Over the past couple of days I’ve been setting out some of the ideas I’ve been having about ice ages: That hill forts were islands that emerged from slowly melting ice sheets. That megalithic structures like standing stones and barrows and dolmens held up overlying ice sheets. Both those ideas are hypotheses. It could be that the ice sheets were just heaps of slush that no stone could ever hold up. In fact it’s likely that slush is exactly what the ice sheets ended up as. And so neither of these two hypotheses has any sort of certainty attached to them. They’re could-be, maybe sorts of ideas. They’re dunno, not-sure sorts of ideas.
A year or so back, while I was buying some tobacco in a shop somewhere, I remarked to the shop assistant that all the warnings on cigarette packs were a bit over the top. And she replied saying that the warnings were perfectly right, and smoking did kill. And as she said it she gazed at me with steady, big, blue, perfectly certain eyes. She had no doubt about it whatsoever. None. And I wondered how she could be so perfectly certain. Had she been initiated into some secret knowledge that had been kept from poor, sad, sorry, uncertain people like me? Is certainty communicated with an assured level gaze?
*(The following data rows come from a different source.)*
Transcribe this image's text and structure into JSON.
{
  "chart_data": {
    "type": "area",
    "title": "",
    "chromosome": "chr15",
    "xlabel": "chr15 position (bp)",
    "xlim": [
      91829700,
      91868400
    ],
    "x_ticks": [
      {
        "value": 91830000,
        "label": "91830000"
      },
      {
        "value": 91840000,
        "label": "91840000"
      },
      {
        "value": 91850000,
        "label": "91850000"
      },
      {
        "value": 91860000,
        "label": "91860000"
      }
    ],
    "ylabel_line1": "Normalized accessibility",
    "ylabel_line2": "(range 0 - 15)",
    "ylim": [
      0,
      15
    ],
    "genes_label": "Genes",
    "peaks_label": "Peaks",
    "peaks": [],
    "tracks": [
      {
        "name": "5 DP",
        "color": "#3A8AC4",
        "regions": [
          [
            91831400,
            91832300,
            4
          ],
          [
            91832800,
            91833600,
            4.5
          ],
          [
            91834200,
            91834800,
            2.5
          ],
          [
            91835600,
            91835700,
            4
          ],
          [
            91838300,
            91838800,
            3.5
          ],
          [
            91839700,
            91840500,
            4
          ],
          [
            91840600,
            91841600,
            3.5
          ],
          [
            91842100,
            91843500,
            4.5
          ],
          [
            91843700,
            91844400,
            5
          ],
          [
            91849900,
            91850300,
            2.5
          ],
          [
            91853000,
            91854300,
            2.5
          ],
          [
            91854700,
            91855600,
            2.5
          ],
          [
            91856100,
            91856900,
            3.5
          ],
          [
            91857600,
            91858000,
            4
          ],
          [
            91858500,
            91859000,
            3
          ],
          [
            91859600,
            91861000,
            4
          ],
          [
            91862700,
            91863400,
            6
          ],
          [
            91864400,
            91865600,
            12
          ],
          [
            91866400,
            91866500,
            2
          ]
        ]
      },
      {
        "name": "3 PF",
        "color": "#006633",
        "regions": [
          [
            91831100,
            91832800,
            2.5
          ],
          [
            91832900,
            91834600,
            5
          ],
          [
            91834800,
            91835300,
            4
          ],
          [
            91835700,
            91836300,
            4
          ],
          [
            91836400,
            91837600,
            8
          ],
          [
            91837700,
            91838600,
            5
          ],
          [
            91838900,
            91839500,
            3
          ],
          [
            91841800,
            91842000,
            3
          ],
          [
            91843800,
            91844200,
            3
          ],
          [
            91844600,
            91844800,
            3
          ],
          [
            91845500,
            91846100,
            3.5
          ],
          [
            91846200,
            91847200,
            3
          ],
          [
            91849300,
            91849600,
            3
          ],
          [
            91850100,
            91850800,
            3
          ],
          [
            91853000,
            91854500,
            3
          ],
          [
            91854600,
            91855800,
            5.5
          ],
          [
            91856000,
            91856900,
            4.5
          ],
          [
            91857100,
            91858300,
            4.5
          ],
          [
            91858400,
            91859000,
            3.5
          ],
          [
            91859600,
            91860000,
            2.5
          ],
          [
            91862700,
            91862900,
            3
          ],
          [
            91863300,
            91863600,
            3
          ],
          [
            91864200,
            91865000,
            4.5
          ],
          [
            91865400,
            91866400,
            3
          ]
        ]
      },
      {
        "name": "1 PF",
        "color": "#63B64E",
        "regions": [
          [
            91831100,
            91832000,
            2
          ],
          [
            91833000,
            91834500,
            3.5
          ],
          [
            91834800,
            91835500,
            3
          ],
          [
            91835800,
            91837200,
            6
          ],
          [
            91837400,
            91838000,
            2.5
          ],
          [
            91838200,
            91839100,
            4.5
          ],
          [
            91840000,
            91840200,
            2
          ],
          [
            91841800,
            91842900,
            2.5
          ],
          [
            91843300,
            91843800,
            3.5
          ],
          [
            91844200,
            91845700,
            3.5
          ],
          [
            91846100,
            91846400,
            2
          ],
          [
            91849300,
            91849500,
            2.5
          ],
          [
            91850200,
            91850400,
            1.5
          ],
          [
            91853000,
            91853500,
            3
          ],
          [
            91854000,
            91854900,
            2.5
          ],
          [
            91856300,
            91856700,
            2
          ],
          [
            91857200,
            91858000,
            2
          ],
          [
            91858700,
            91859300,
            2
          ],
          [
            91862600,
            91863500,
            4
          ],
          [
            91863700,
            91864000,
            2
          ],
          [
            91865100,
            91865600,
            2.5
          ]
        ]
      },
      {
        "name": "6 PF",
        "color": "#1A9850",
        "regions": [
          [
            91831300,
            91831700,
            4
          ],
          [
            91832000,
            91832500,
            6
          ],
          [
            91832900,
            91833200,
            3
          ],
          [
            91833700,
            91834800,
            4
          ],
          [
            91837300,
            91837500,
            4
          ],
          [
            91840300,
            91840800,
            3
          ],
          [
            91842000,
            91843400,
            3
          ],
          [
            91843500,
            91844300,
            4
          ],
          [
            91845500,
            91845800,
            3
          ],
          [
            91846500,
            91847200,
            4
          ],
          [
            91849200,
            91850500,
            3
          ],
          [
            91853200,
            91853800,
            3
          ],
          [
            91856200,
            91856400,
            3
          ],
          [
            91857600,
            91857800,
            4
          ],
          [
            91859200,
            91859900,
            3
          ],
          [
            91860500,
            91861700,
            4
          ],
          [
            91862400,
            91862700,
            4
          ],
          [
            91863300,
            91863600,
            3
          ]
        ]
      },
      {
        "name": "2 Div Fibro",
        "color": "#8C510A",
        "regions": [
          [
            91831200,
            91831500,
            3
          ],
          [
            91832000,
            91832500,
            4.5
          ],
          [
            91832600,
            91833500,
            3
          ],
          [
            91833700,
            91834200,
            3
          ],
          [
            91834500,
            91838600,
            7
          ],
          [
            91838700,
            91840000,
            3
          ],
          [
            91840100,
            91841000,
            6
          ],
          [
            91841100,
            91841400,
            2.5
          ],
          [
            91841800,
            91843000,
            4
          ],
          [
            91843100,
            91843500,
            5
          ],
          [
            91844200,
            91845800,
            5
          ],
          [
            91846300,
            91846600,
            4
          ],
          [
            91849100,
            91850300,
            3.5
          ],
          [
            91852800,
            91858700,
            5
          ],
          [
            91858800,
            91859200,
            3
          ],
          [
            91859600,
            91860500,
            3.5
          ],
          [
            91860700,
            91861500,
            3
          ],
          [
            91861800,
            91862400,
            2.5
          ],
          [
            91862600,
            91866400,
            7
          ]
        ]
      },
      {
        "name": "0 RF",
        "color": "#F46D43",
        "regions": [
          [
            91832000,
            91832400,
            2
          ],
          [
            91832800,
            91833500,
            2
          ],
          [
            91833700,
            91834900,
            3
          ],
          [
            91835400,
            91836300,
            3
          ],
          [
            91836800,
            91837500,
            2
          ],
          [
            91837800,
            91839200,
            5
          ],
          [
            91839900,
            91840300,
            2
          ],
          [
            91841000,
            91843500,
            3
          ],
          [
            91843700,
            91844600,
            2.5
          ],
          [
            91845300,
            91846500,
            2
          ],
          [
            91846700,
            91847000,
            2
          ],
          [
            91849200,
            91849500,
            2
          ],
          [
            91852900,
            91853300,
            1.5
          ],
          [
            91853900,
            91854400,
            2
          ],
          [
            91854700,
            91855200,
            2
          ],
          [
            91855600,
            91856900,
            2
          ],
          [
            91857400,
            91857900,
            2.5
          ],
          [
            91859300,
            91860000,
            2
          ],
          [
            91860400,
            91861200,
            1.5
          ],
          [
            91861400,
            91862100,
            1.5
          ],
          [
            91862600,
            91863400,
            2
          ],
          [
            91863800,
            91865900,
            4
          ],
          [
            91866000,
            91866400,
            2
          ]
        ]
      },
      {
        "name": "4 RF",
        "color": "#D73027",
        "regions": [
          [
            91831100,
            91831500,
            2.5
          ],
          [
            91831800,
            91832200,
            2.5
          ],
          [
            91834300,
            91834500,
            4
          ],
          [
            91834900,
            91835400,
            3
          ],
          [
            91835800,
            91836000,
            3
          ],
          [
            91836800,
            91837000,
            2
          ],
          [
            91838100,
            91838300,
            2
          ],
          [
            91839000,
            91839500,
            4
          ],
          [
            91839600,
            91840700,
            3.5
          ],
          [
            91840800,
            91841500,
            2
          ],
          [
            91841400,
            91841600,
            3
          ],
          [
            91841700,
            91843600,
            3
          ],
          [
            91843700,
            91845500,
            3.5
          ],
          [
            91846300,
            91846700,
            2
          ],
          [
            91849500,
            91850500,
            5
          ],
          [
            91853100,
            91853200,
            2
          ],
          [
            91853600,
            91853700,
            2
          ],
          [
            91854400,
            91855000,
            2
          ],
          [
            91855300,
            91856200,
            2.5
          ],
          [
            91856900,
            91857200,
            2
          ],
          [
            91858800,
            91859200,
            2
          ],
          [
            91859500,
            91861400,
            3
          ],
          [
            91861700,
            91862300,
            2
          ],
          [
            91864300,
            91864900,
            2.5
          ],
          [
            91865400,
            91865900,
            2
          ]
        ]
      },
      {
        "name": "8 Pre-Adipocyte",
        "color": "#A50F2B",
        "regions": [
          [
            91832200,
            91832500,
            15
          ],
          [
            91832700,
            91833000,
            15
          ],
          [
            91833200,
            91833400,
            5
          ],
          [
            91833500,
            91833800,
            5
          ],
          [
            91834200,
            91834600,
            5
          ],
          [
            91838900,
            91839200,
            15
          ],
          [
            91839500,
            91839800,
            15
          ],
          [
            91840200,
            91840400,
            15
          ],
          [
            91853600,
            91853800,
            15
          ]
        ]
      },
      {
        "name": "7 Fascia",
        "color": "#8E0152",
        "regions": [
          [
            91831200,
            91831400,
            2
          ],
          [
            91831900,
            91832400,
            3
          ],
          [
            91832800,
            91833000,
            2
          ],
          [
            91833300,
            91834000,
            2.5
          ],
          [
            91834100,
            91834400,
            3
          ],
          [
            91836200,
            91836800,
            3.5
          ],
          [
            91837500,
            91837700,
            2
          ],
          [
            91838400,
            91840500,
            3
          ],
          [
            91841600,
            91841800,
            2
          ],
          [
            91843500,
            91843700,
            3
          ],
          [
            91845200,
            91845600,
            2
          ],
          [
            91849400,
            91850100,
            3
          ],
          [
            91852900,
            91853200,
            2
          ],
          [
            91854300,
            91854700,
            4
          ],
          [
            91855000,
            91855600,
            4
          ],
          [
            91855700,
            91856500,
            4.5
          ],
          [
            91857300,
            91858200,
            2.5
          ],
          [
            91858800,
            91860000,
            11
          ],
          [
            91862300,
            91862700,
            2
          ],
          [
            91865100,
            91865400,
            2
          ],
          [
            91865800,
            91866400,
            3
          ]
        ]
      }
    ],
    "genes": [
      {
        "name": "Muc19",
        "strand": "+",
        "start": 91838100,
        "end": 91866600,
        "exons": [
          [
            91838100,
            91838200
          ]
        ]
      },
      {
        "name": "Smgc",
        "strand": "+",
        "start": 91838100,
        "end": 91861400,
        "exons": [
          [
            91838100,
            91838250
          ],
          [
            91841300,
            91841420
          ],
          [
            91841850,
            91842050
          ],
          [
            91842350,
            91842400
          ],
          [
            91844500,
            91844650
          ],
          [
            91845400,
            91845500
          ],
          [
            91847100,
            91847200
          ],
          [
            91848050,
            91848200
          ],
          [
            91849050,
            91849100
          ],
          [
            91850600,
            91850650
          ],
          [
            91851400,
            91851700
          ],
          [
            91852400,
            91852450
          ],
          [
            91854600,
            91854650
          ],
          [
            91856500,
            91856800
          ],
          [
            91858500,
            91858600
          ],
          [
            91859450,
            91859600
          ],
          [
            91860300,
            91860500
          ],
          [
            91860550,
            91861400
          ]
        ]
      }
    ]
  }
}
When people are unsure, their eyes shift around. When they’re sure, their eyes remain fixed. For certainty is fixity. Perhaps this is how fixed certainty is transmitted from one person to another: what is being said to them is said with such certainty and conviction that the certainty and conviction is transmitted from the speaker to the listener, and the listener becomes convinced as well. The listener becomes spellbound. And somebody had told that shop assistant one day that smoking killed, and had said it with such complete conviction that she had believed them, and had believed it ever since.
The odd thing about these antismokers with their perfect certainties is that the reasoning on which their beliefs have been erected is of a probabilistic, statistical character. And in probability theory there is no such thing as perfect certainty. There is only extreme improbability. Or, as one famous scientist once said, it’s possible that a kettle could boil of its own accord, without a gas flame being lit under it, but it’s very highly improbable. But perhaps some of these statistical thinkers start to think that, when something becomes very likely, it becomes absolutely certain. On one of my growing collection of tobacco health warnings, it’s written: Smoking causes 9 out of 10 lung cancers. And I suspect that whoever put that on the packet thought that it was as good as saying that smoking causes all lung cancers. And that’s where they get their certainty from: rounding up 9 to 10.
But once they’ve achieved perfect certainty, they can then be as nasty as they like. They know they’re right. They know that “the debate is over” (another expression of certitude). And that’s why they see their job as one of communicating their certainty to poor, dumb smokers. And that’s why they have such boundless contempt for them. As they see it, smokers need to be told, and told over and over again, until they finally get the message. And if it’s necessary to drive them outdoors to help ram home the message, then that’s just what needs to be done. The last thing they’ll ever do is listen to any smoker, because listening supposes that someone may have something to say that is worth hearing, and the convinced antismoker already knows everything he needs to know.
Perhaps this seeming strength of antismokers – their certainty – is their greatest weakness. Perhaps their perfect certainty is eggshell thin.